Choi, HI (2013). Parameterization of High Resolution Vegetation Characteristics using Remote Sensing Products for the Nakdong River Watershed, Korea. REMOTE SENSING, 5(2), 473-490.
Abstract
Mesoscale regional climate models (RCMs), the primary tool for climate predictions, have recently increased in sophistication and are being run at increasingly higher resolutions to be also used in climate impact studies on ecosystems, particularly in agricultural crops. As satellite remote sensing observations of the earth terrestrial surface become available for assimilation in RCMs, it is possible to incorporate complex land surface processes, such as dynamics of state variables for hydrologic, agricultural and ecologic systems at the smaller scales.

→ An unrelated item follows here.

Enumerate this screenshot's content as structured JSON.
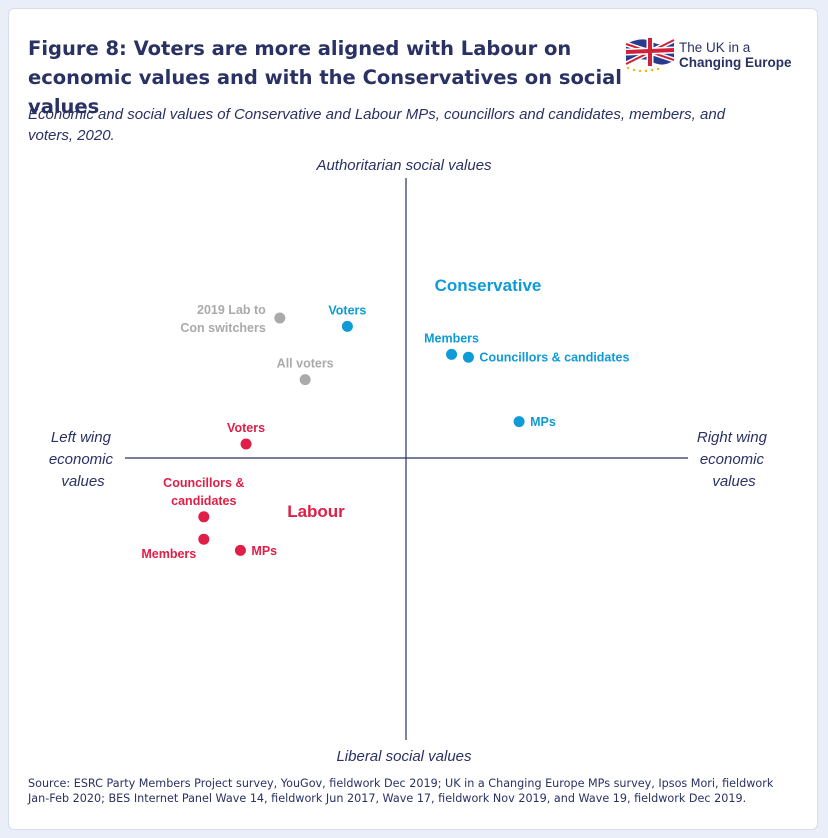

This study focuses on parameterization of vegetation characteristics specifically designed for high resolution RCM applications using various remote sensing products, such as Advanced Very High Resolution Radiometer (AVHRR), Systeme Pour l'Observation de la Terre-VEGETATION (SPOT-VGT) and Moderate Resolution Imaging Spectroradiometer (MODIS). The primary vegetative parameters, such as land surface characteristics (LCC), fractional vegetation cover (FVC), leaf area index (LAI) and surface albedo localization factors (SALF), are currently presented over the Nakdong River Watershed domain, Korea, based on 1-km remote sensing satellite data by using the Geographic Information System (GIS) software application tools. For future high resolution RCM modeling efforts on climate-crop interactions, this study has constructed the deriving parameters, such as FVC and SALF, following the existing methods and proposed the new interpolation methods to fill missing data with combining the regression equation and the time series trend function for time-variant parameters, such as LAI and NDVI data at 1-km scale.